Pension is good to do as early as possible - but 30 is the latest recommended age, if as you say you expect substantial increases in salary, you could wait until then and concentrate on building up a big cash reserve for house deposit.  

Paddy


----------



## curlygirl (18 Aug 2009)

Thanks Cat101 - to be honest I would love to be giving them something for the rent and we have tried. It's not something that they'll hear about though.. but we completely appreciate how good they are being to us.

We're painting their house this summer as a thank you and we hope that we'll be able to be as good to them when their older as they've been to us.


----------



## curlygirl (18 Aug 2009)

_"Third, a pension is a decent way to save tax free. Does your employer provide a matching contribution? This is free money if so. Or are you self-employed? You can always stop paying into it if you want to use the money for something else. You'll need to give some idea of the pension options open to you for some better advice from the experts."_

Thanks Yoganmahew - for all your advice! In relation to the pension we're both employed in the private sector. Neither of our employer's provide a matching contribution. 

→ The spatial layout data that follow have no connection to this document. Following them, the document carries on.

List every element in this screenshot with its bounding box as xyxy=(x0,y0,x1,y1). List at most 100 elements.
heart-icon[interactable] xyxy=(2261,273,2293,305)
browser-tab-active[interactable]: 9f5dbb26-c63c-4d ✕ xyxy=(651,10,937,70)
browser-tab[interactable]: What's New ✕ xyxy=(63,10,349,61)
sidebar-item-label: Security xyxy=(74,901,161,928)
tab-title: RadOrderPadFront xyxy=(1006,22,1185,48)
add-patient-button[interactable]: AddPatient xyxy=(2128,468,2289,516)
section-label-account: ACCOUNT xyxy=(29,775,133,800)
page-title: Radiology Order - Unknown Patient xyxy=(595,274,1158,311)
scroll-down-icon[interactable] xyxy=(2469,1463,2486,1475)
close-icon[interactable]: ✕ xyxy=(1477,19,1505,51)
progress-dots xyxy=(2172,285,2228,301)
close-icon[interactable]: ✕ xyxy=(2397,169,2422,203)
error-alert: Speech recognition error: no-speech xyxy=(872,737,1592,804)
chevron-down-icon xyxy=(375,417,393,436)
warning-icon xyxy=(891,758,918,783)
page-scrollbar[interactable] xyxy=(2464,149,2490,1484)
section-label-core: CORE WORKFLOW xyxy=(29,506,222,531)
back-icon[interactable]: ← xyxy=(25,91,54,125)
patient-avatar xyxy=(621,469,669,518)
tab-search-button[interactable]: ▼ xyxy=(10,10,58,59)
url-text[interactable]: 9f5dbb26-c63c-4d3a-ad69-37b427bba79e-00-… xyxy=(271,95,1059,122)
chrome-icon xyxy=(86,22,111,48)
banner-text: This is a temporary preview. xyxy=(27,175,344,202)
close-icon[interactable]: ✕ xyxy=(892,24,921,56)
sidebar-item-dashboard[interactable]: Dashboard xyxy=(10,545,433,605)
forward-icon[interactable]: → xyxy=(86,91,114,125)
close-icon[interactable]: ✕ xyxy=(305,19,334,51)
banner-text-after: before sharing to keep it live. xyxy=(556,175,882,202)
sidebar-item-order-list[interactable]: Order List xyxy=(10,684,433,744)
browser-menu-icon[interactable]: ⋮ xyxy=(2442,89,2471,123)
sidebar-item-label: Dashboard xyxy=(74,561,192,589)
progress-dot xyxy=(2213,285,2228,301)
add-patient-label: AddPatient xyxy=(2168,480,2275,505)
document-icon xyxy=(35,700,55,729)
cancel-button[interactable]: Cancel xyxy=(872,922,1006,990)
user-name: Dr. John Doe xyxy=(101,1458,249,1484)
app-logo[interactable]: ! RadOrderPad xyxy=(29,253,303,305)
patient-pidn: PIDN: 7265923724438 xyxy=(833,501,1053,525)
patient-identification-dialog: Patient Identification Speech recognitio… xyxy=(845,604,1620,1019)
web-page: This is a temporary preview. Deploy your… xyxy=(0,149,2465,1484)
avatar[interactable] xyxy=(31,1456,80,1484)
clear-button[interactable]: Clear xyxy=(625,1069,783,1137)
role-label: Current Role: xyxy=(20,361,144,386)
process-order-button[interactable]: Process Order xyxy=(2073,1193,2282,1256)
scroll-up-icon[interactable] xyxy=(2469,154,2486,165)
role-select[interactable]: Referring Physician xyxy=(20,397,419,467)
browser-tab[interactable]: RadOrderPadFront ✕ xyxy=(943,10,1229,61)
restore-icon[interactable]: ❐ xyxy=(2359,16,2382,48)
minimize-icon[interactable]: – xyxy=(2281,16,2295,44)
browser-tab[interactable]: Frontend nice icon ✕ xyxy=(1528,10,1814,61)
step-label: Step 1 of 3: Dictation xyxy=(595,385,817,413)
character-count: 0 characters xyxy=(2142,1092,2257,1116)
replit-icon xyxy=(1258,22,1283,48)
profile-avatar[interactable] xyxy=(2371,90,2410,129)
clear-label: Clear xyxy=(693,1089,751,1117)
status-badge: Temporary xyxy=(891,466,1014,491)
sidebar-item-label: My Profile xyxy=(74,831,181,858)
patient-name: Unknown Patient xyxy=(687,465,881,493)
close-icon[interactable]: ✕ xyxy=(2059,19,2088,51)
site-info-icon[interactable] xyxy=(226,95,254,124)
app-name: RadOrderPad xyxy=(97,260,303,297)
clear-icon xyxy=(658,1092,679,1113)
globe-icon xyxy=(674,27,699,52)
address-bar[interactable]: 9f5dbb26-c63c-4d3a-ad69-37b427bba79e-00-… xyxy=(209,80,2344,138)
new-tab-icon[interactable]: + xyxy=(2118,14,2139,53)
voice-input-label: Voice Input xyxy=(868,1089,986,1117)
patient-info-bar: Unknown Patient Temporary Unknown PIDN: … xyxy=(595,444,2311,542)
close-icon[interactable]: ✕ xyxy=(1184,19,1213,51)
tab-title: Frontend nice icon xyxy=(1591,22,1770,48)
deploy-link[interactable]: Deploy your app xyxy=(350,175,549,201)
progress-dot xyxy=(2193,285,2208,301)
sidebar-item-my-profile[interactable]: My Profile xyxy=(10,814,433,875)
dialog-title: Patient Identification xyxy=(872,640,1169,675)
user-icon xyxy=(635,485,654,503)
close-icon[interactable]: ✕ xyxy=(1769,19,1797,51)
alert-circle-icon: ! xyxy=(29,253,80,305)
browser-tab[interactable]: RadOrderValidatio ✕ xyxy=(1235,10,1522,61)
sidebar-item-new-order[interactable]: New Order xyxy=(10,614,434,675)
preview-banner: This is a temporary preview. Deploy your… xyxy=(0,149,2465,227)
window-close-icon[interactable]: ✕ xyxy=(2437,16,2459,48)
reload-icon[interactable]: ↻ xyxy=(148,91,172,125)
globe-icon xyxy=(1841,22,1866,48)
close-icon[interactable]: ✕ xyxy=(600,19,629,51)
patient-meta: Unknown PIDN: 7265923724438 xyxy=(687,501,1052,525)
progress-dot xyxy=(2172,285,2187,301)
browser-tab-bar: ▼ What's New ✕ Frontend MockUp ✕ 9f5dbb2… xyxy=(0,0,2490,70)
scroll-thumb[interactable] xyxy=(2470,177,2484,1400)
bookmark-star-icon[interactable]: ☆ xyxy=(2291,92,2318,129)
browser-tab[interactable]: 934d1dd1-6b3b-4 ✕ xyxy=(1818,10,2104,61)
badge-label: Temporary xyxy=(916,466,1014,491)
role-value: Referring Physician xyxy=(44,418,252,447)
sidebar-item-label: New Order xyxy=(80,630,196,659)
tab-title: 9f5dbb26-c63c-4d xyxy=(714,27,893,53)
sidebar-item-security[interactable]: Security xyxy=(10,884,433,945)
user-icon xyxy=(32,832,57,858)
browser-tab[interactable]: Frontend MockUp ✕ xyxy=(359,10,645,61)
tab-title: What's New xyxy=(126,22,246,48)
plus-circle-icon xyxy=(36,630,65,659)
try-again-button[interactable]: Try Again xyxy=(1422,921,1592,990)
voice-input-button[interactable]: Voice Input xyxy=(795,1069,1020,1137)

But think it might be worth starting a small pension and saving for a rainy day so to speak - so that there's no more loans!


----------



## curlygirl (18 Aug 2009)

_"Lionstour - Firstly and I dont want to sound rude, your income is not huge so I would not be getting ahead of myselfwith spending disposable income._ "

Thank Lionstour - God, we know full well that our income is not huge!! But we've gotten used to spending so little and managing on so much less that it seems like a big difference to us. Just want to do something with it, while we have the opportunity of living rent free .. don't want to waste it.

In relation to updating the cars - we have a two 1998's. Mine's getting to the stage where it's starting to cost me money.. a lot more trips to the mechanic / a lot needing to be repaired everytime I go.. but I live v close to work (need car sometimes for work) - so will hold onto it for as long as I can.. 

Thanks everyone for all your help and advice!! Will look into the high interest savings account Paddyodoors and get that set up - good idea putting half in and then more if and when it's around...


----------



## gar123 (18 Aug 2009)

curlygirl
well done on the pay rises, for some people that salary is huge

i would say get stuck into the student loan and fire that down, every month your partner does not clear a mortgage is costing you money so fire into that

i started a pension last month and i dont notice the relatively small amount going into it, 

i always saved at the credit union, might sound strange but i liked the feeling of walking in with the book and getting it stamped or stickered felt i was really saving, 

good luck with things nice positive story for the day


----------



## cerebral (18 Aug 2009)

Hi curlygirl,

Congratulations on your new financial situation! So nice to hear of someone doing well in the current climate!!! 

Agree with other posts; 
Definitely clear all debts as soon as possible, can you pay more off your student loan now? 
Save for any future expenses so that you do not have to buy on credit.
Living rent free is a huge bonus, so try to continue living on your previous salaries and split all new income between paying off your debts and putting it straight into savings. 
It can be useful to split savings between different accounts eg: a fixed amount each month and one you can deposit lump sums and withdraw more easily. 

Best of luck!


----------



## curlygirl (18 Aug 2009)

Thanks cerebral... I've already starting paying off a bit more on the student loan. Have the repayments set low enough at €248.00 but this month I put an additional €200.00 into the loan. 

Want to get that down as quickly as possible - otherwise looking at it going nowhere gets so disheartening! The interest payment every third month, literally wipes out a month and half of a repayment... so hoping to put an extra €200.00 in every month - bringing the repayment to €448.00. 

Myself and himself have on-line separate savings accounts - but just tend to use these for short term savings.. I normally put some money in there for presents or big things - it's essentially both our own savings for the things we want.. would hope to have around €750 / €1,000 in each for things like dentists / car repairs etc and then set up a joint high interest one for a rainy day! 

Thanks again for all the help and advice... have a much better idea of what to do with ourselves now.. now I just have to try and sort out what pension to go for. Have such a mental block over them - it's ridiculous, but just very daunted by them!


----------



## niceoneted (19 Aug 2009)

Congratulations on the pay rises. 
I am sure after all this time scrimping and saving there are items that you need to buy that you have put of as not necessary - oh I don't know perhaps a good winter coat or some stuff for the house, perhaps you need to add some good items to your wardrobe. 
I would do this first as a reward for doing so well. 
Then I would allow myself perhaps an extra 100/150 a month into my disposable income and save the rest. Have independent savings for yourself and then perhaps you and your boyfriend can open a joint account and pay into it what you would pay in rent -1000 perhaps. This could be house deposit account/wedding account so to speak. 
Budget for your bills in another easier access account.


----------